Where the injury for which compensation is payable was caused under circumstances creating a legal liability in some person other than the insured to pay damages in respect thereof, the employee shall be entitled, without election, to the compensation and other benefits provided under this chapter. Either the employee or insurer may proceed to enforce the liability of such person. . . . The sum recovered shall be for the benefit of the insurer, unless such sum is greater than that paid by it to the employee, in which event the excess shall be retained by or paid to the employee. . . . Except in the case of settlement by agreement by the parties to, and during a trial of, such an action at law, no settlement by agreement shall be made with such other person without the approval of either the board, the reviewing board, or the court in which the action has been commenced after a hearing in which both the employee and the insurer have had an opportunity to be heard.
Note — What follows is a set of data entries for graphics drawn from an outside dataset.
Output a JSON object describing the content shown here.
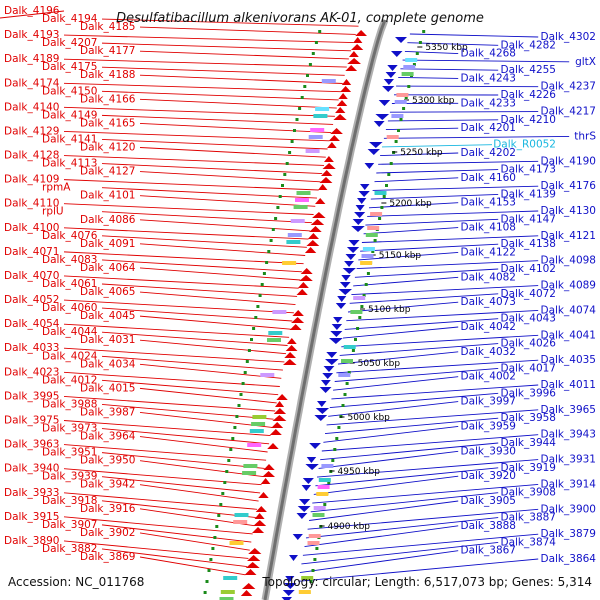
{
  "title": "Desulfatibacillum alkenivorans AK-01, complete genome",
  "accession": "Accession: NC_011768",
  "summary": "Topology: circular; Length: 6,517,073 bp; Genes: 5,314",
  "colors": {
    "forward_gene": "#e00000",
    "reverse_gene": "#1010c8",
    "rna_gene": "#19b7e0",
    "backbone": "#888888",
    "tick": "#1a8a1a"
  },
  "kbp_marks": [
    "5350 kbp",
    "5300 kbp",
    "5250 kbp",
    "5200 kbp",
    "5150 kbp",
    "5100 kbp",
    "5050 kbp",
    "5000 kbp",
    "4950 kbp",
    "4900 kbp"
  ],
  "left_labels": [
    "Dalk_4196",
    "Dalk_4194",
    "Dalk_4185",
    "Dalk_4193",
    "Dalk_4207",
    "Dalk_4177",
    "Dalk_4189",
    "Dalk_4175",
    "Dalk_4188",
    "Dalk_4174",
    "Dalk_4150",
    "Dalk_4166",
    "Dalk_4140",
    "Dalk_4149",
    "Dalk_4165",
    "Dalk_4129",
    "Dalk_4141",
    "Dalk_4120",
    "Dalk_4128",
    "Dalk_4113",
    "Dalk_4127",
    "Dalk_4109",
    "rpmA",
    "Dalk_4101",
    "Dalk_4110",
    "rplU",
    "Dalk_4086",
    "Dalk_4100",
    "Dalk_4076",
    "Dalk_4091",
    "Dalk_4071",
    "Dalk_4083",
    "Dalk_4064",
    "Dalk_4070",
    "Dalk_4061",
    "Dalk_4065",
    "Dalk_4052",
    "Dalk_4060",
    "Dalk_4045",
    "Dalk_4054",
    "Dalk_4044",
    "Dalk_4031",
    "Dalk_4033",
    "Dalk_4024",
    "Dalk_4034",
    "Dalk_4023",
    "Dalk_4012",
    "Dalk_4015",
    "Dalk_3995",
    "Dalk_3988",
    "Dalk_3987",
    "Dalk_3975",
    "Dalk_3973",
    "Dalk_3964",
    "Dalk_3963",
    "Dalk_3951",
    "Dalk_3950",
    "Dalk_3940",
    "Dalk_3939",
    "Dalk_3942",
    "Dalk_3933",
    "Dalk_3918",
    "Dalk_3916",
    "Dalk_3915",
    "Dalk_3907",
    "Dalk_3902",
    "Dalk_3890",
    "Dalk_3882",
    "Dalk_3869"
  ],
  "right_labels": [
    "Dalk_4302",
    "Dalk_4282",
    "Dalk_4268",
    "gltX",
    "Dalk_4255",
    "Dalk_4243",
    "Dalk_4237",
    "Dalk_4226",
    "Dalk_4233",
    "Dalk_4217",
    "Dalk_4210",
    "Dalk_4201",
    "thrS",
    "Dalk_R0052",
    "Dalk_4202",
    "Dalk_4190",
    "Dalk_4173",
    "Dalk_4160",
    "Dalk_4176",
    "Dalk_4139",
    "Dalk_4153",
    "Dalk_4130",
    "Dalk_4147",
    "Dalk_4108",
    "Dalk_4121",
    "Dalk_4138",
    "Dalk_4122",
    "Dalk_4098",
    "Dalk_4102",
    "Dalk_4082",
    "Dalk_4089",
    "Dalk_4072",
    "Dalk_4073",
    "Dalk_4074",
    "Dalk_4043",
    "Dalk_4042",
    "Dalk_4041",
    "Dalk_4026",
    "Dalk_4032",
    "Dalk_4035",
    "Dalk_4017",
    "Dalk_4002",
    "Dalk_4011",
    "Dalk_3996",
    "Dalk_3997",
    "Dalk_3965",
    "Dalk_3958",
    "Dalk_3959",
    "Dalk_3943",
    "Dalk_3944",
    "Dalk_3930",
    "Dalk_3931",
    "Dalk_3919",
    "Dalk_3920",
    "Dalk_3914",
    "Dalk_3908",
    "Dalk_3905",
    "Dalk_3900",
    "Dalk_3887",
    "Dalk_3888",
    "Dalk_3879",
    "Dalk_3874",
    "Dalk_3867",
    "Dalk_3864"
  ]
}
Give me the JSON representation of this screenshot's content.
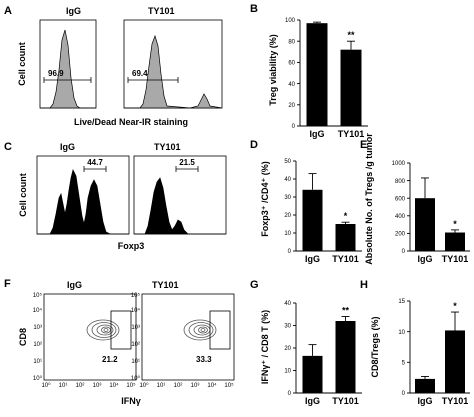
{
  "panels": {
    "A": {
      "letter": "A",
      "titles": [
        "IgG",
        "TY101"
      ],
      "gate_values": [
        "96.9",
        "69.4"
      ],
      "ylabel": "Cell count",
      "xlabel": "Live/Dead Near-IR staining"
    },
    "C": {
      "letter": "C",
      "titles": [
        "IgG",
        "TY101"
      ],
      "gate_values": [
        "44.7",
        "21.5"
      ],
      "ylabel": "Cell count",
      "xlabel": "Foxp3"
    },
    "F": {
      "letter": "F",
      "titles": [
        "IgG",
        "TY101"
      ],
      "gate_values": [
        "21.2",
        "33.3"
      ],
      "ylabel": "CD8",
      "xlabel": "IFNγ",
      "axis_ticks": [
        "10⁰",
        "10¹",
        "10²",
        "10³",
        "10⁴",
        "10⁵"
      ]
    }
  },
  "colors": {
    "hist_fill_A": "#a9a9a9",
    "hist_fill_C": "#000000",
    "bar_fill": "#000000",
    "contour": "#555555"
  },
  "chart_data": [
    {
      "id": "B",
      "type": "bar",
      "letter": "B",
      "categories": [
        "IgG",
        "TY101"
      ],
      "values": [
        97,
        72
      ],
      "errors": [
        1,
        8
      ],
      "significance": [
        "",
        "**"
      ],
      "ylabel": "Treg viability (%)",
      "ylim": [
        0,
        100
      ],
      "yticks": [
        "0",
        "20",
        "40",
        "60",
        "80",
        "100"
      ],
      "ytick_values": [
        0,
        20,
        40,
        60,
        80,
        100
      ]
    },
    {
      "id": "D",
      "type": "bar",
      "letter": "D",
      "categories": [
        "IgG",
        "TY101"
      ],
      "values": [
        34,
        15
      ],
      "errors": [
        9,
        1
      ],
      "significance": [
        "",
        "*"
      ],
      "ylabel": "Foxp3⁺ /CD4⁺ (%)",
      "ylim": [
        0,
        50
      ],
      "yticks": [
        "0",
        "10",
        "20",
        "30",
        "40",
        "50"
      ],
      "ytick_values": [
        0,
        10,
        20,
        30,
        40,
        50
      ]
    },
    {
      "id": "E",
      "type": "bar",
      "letter": "E",
      "categories": [
        "IgG",
        "TY101"
      ],
      "values": [
        600,
        210
      ],
      "errors": [
        230,
        30
      ],
      "significance": [
        "",
        "*"
      ],
      "ylabel": "Absolute No. of Tregs /g tumor",
      "ylim": [
        0,
        1000
      ],
      "yticks": [
        "0",
        "200",
        "400",
        "600",
        "800",
        "1000"
      ],
      "ytick_values": [
        0,
        200,
        400,
        600,
        800,
        1000
      ]
    },
    {
      "id": "G",
      "type": "bar",
      "letter": "G",
      "categories": [
        "IgG",
        "TY101"
      ],
      "values": [
        16.5,
        32
      ],
      "errors": [
        5,
        2
      ],
      "significance": [
        "",
        "**"
      ],
      "ylabel": "IFNγ⁺ / CD8 T (%)",
      "ylim": [
        0,
        40
      ],
      "yticks": [
        "0",
        "10",
        "20",
        "30",
        "40"
      ],
      "ytick_values": [
        0,
        10,
        20,
        30,
        40
      ]
    },
    {
      "id": "H",
      "type": "bar",
      "letter": "H",
      "categories": [
        "IgG",
        "TY101"
      ],
      "values": [
        2.3,
        10.2
      ],
      "errors": [
        0.4,
        3
      ],
      "significance": [
        "",
        "*"
      ],
      "ylabel": "CD8/Tregs (%)",
      "ylim": [
        0,
        15
      ],
      "yticks": [
        "0",
        "5",
        "10",
        "15"
      ],
      "ytick_values": [
        0,
        5,
        10,
        15
      ]
    }
  ]
}
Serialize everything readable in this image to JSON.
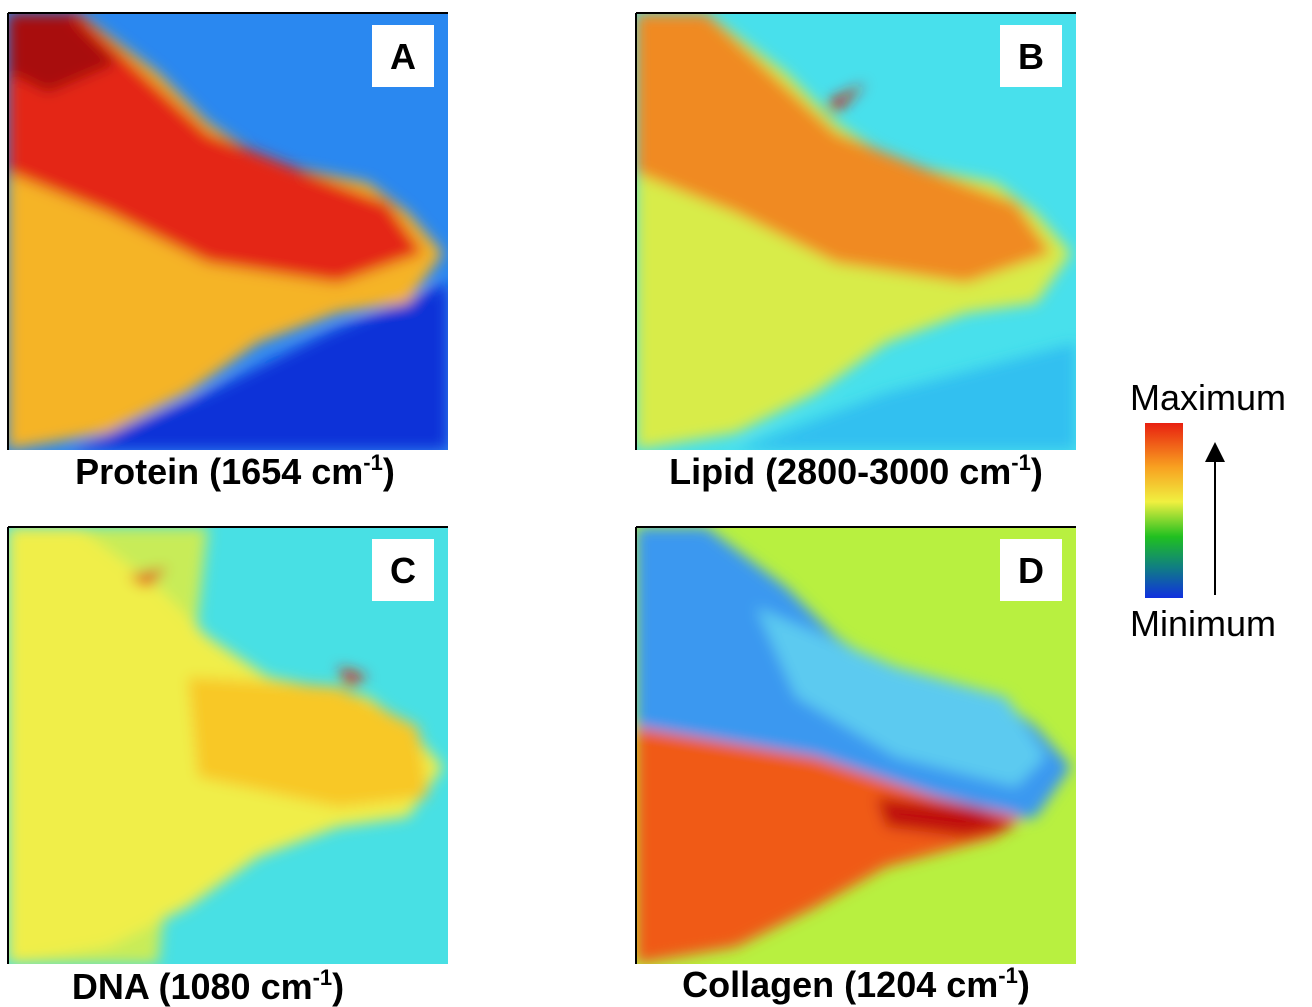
{
  "panels": [
    {
      "letter": "A",
      "caption": {
        "text": "Protein (1654 cm",
        "sup": "-1",
        "end": ")"
      }
    },
    {
      "letter": "B",
      "caption": {
        "text": "Lipid (2800-3000 cm",
        "sup": "-1",
        "end": ")"
      }
    },
    {
      "letter": "C",
      "caption": {
        "text": "DNA (1080 cm",
        "sup": "-1",
        "end": ")"
      }
    },
    {
      "letter": "D",
      "caption": {
        "text": "Collagen (1204 cm",
        "sup": "-1",
        "end": ")"
      }
    }
  ],
  "colorbar": {
    "max_label": "Maximum",
    "min_label": "Minimum"
  }
}
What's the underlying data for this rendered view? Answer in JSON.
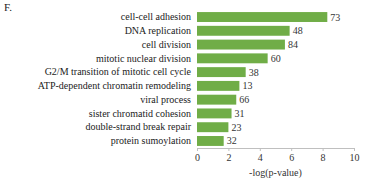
{
  "chart_data": {
    "type": "bar",
    "title": "F.",
    "orientation": "horizontal",
    "categories": [
      "cell-cell adhesion",
      "DNA replication",
      "cell division",
      "mitotic nuclear division",
      "G2/M transition of mitotic cell cycle",
      "ATP-dependent chromatin remodeling",
      "viral process",
      "sister chromatid cohesion",
      "double-strand break repair",
      "protein sumoylation"
    ],
    "values": [
      8.3,
      5.9,
      5.6,
      4.5,
      3.1,
      2.7,
      2.5,
      2.2,
      2.0,
      1.7
    ],
    "counts": [
      73,
      48,
      84,
      60,
      38,
      13,
      66,
      31,
      23,
      32
    ],
    "color": "#70ad47",
    "x_label": "-log(p-value)",
    "xlim": [
      0,
      10
    ],
    "xticks": [
      0,
      2,
      4,
      6,
      8,
      10
    ],
    "grid": false
  }
}
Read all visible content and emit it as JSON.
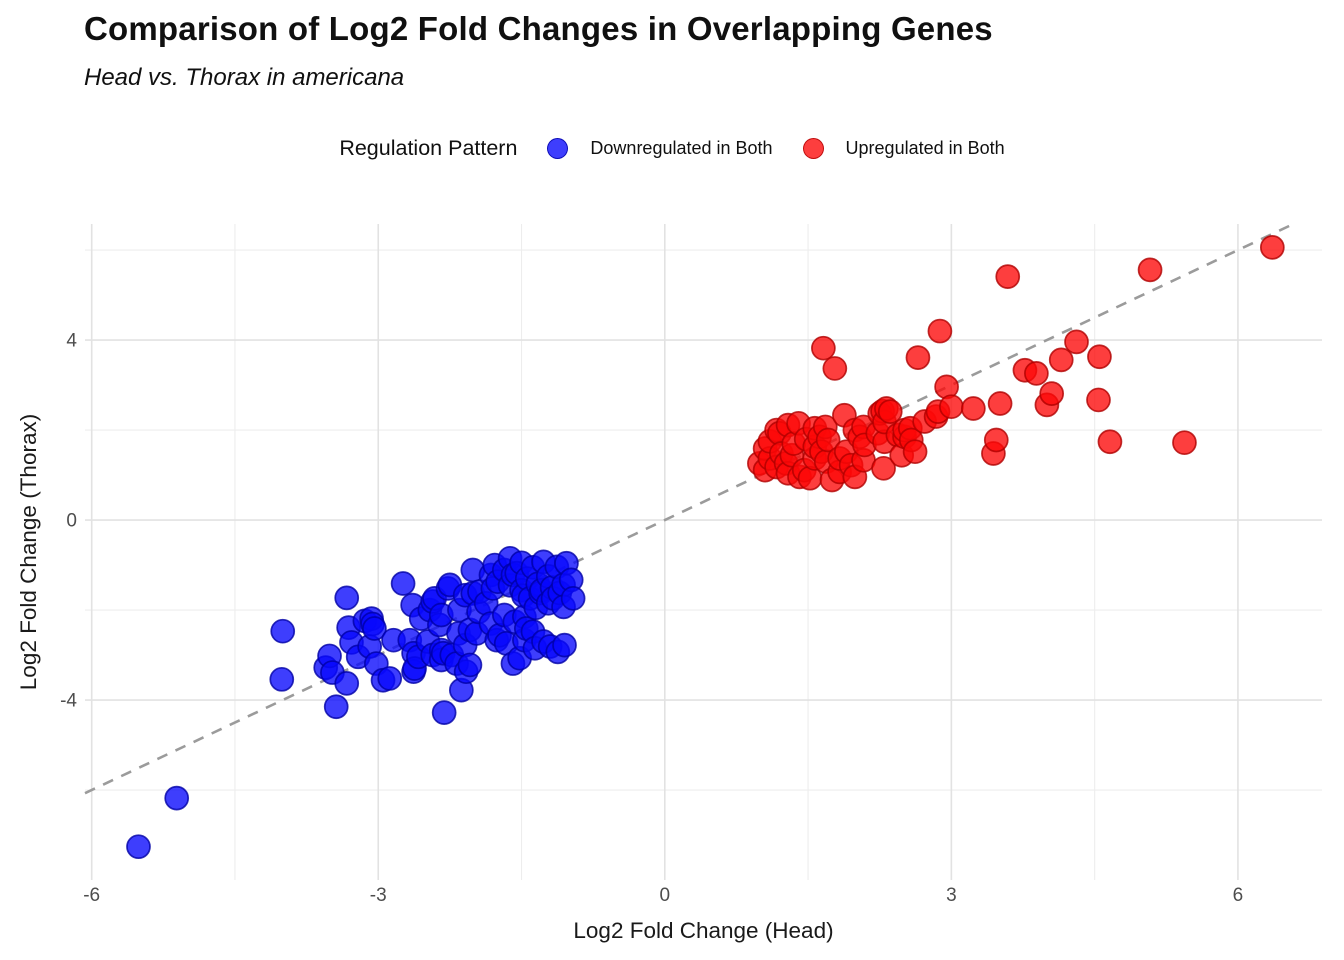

At such hearing the court shall inquire and make a finding as to the taking of evidence on the merits of the settlement, on the fair allocation of amounts payable to the employee and the employee's spouse, children, parents and any other member of the employee's family or next of kin who may have claims arising from the injury for which [damages] are payable, under this chapter in which the action has been commenced after an opportunity has been afforded both the insurer and the employee to be heard on the merits of the settlement and on the amount, if any, to which the insurer is entitled out of such settlement by way of reimbursement, and on the amount of excess that shall be subject to offset against any future payment of benefits under this chapter by the insurer, which amount shall be determined at the time of such approval. In determining the amount of "excess" that shall be subject to offset against any future compensation payment the board, the reviewing board, or the court in which the action has been commenced shall consider the fair allocation of amounts payable to and amongst family members who may have claims arising from the injury for which said compensation is payable.

[2]Throughout his three page brief, employee's counsel repeatedly refers to the administrative judge below as "the single member." (Employee br. 1-3.) Since the passage of St.1985, c. 572, judges at the conference and hearing levels are administrative judges; members of the reviewing board are administrative law judges.

[3] The insurer never raised the issue of subject matter jurisdiction, but this does not prevent us from addressing it. Williams v. Attleboro Mutual Fire Ins. Co., 31 Mass. App. Ct. 521 (1991), citing Patry v. Liberty Mobilehome Sales, Inc., 15 Mass. App. Ct. 701 (1983)(even where parties are silent, courts must consider issue of subject matter jurisdiction sua sponte). See Cricenti v. Weiland, 44 Mass. App. Ct. 785, 789-790 (1998)( subject matter jurisdiction cannot be conferred upon a court by consent, conduct or waiver).